What comfort to discover a shame larger than one’s own! The brothers recover as if they have been fed a magic potion; what are they doing in this desolate witch-infested spot by the sea when a palace, a city, a whole kingdom waits for them? They turn back, their freshly polished pride crowning their heads again. Once in his palace, Shahryar has his wife, her women slaves and their black lovers killed. (He, unlike Zaman, retains his royal fastidiousness about messy blood and sticky hands.) Perhaps it is the same fastidiousness that dictates his new harem policy. Women (or wives, or queens) are necessary; celibacy never occurs to him. The ideal plan: find a fresh virgin every day; marry her for the night; in the morning, there are eunuchs, wazirs and executioners who will see to the dangerous woman whose desire has just been awakened.
The plan flowers into action. Brides enter the palace, and even before the inmates have learnt their names or faces, they are meat for the executioner’s hungry axe. Shahryar does not know it, but he has ensured that his name will be inscribed in myth and history much longer than his palaces, monuments or his conquests.
Three years pass. The city thins; even loyal subjects may prefer flight to giving up their daughters.

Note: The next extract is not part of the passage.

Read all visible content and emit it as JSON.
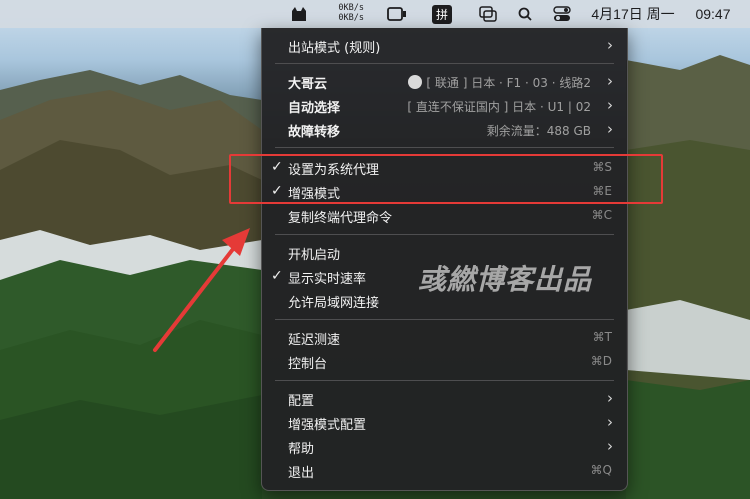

Shahryar’s wazir is reduced (or so our storyteller would have us believe) to confiding in his daughter about the severe shortage of virgins in the city. Shahrzad, he must know, is an ideal candidate. He has named her well, shahr-zad, born of the city. Not only is this child of the city chaste but clever, ambitious and quick-tongued. The wazir tells Shahrzad a somewhat double-edged cautionary tale, almost confident that she will not take fright. Once she volunteers to be the bride—though she talks of being a saviour or a martyr, not of bridal delights or dreads—there is a chance that this bloodthirsty story will head towards a happier ending. At the end awaits salvation, and to get there Shahrzad must reconcile the sultan to the hard lot of men. With the help of her silent sister Dunyazad she must coax him to repent, and acknowledge that all women need not be killed. A thousand and one nights later, it is all accomplished. When we part from them, the brothers are united with the sisters. The story ends onstage. Offstage it has just begun.